Vacation Bathing Suit
Hello all! I’m back from vacation in the land of shorts and bathing suits. I have not weighed myself yet. I’ve decided to give myself two days of reasonable eating before I step on the scale. If the scale reveals a superbad mad high number at least I’ll already be back on my eating plan and can absorb the blow.
Meanwhile I’ll show you the saviour of my vacation. In addition to the fabulous fat obscuring spray tan I found this bathing suit.
The whacked out stripes created confusion in the minds of all who viewed me in the bathing suit. One saw the stripes and questioned their very existence. Is that her waste? Is that a roll? Is that a white stripe or a black stripe? I also reclined on a striped towel thus completely stupefying anyone who saw me in this number. I had many people say.. I like your bathing suit? (upward inflect that bathing suit and you’ll get a sense of how I know my plan to confuse worked brilliantly)

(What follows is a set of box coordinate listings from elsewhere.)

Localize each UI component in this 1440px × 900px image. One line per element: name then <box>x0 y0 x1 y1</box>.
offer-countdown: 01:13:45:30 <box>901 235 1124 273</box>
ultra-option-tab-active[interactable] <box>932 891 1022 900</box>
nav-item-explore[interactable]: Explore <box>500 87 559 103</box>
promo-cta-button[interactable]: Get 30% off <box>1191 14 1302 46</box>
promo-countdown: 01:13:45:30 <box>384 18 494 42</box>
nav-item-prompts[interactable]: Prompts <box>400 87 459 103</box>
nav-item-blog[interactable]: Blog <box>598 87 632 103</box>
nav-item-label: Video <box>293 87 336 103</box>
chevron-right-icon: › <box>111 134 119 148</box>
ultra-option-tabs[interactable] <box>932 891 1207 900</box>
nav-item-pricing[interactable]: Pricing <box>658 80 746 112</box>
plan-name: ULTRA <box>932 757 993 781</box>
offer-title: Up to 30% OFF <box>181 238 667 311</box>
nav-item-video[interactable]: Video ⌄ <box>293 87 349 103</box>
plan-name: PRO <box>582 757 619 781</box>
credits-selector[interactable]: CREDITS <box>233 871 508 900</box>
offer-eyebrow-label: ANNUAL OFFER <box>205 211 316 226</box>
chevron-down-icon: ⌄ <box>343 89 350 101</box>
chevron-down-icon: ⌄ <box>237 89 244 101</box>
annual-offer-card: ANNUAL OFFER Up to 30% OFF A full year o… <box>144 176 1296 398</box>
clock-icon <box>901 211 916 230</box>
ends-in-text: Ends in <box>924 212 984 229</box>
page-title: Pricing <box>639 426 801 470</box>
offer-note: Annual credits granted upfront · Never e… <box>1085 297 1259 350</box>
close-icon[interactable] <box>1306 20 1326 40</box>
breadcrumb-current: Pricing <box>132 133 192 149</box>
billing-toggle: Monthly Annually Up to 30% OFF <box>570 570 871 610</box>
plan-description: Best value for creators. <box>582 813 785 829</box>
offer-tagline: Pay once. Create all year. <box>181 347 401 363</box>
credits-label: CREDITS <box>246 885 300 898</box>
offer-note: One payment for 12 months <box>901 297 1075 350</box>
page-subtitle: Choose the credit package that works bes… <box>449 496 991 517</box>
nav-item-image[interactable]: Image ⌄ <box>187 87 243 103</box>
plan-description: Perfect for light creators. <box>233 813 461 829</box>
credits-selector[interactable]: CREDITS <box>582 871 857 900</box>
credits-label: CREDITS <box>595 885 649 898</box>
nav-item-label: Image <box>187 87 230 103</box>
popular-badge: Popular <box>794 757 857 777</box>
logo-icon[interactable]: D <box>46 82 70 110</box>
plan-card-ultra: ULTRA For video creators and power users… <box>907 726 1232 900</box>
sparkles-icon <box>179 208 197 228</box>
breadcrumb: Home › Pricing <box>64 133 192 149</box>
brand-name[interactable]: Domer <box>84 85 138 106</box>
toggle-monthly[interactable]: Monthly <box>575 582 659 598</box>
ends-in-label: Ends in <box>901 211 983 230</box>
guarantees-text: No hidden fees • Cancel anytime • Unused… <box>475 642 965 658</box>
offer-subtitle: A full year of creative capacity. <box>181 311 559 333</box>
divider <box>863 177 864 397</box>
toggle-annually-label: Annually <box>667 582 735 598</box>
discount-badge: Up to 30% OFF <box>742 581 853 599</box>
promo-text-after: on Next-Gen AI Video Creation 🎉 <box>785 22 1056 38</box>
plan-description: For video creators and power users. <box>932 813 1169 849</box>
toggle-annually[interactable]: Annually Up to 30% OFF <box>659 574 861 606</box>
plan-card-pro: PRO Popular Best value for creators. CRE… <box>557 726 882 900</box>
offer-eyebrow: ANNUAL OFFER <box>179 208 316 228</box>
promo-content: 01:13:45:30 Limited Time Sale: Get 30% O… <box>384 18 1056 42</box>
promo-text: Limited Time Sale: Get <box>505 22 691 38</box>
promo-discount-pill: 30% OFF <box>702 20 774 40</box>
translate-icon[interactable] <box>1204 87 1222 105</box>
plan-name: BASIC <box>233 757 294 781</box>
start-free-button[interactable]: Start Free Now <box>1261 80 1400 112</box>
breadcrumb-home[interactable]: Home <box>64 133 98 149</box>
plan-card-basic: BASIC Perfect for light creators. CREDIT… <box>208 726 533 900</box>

In addition to confusing other poolside vacationers with my striped suit I felt fairly safe near sharks. Back in the 1970s I recall learning from the Mutual of Omaha’s Wild Kingdom that sharks get muddled when they observe striped sea life. So one garment rendered me safe from sharks AND judgement. Pretty good.
And before you get all “that suit’s tiny” you should know it’s not. I don’t quite fit in it either. (There was a lot of tucking of stuff going on in between Mai Tais.) If you’re looking to buy this beauty for yourself I got it at Target and it was the last larger size of this style I could find. Happy hunting land sharks.
P.S. This suit worked so well that I’m seriously considering designing a bathing suit line with “eyeball confuser” as my style guide. The suits would be paired with Magic Eye towels so that other beach goers wouldn’t know what the hell hit them. It’s much easier to give other people headaches than actually diet I think!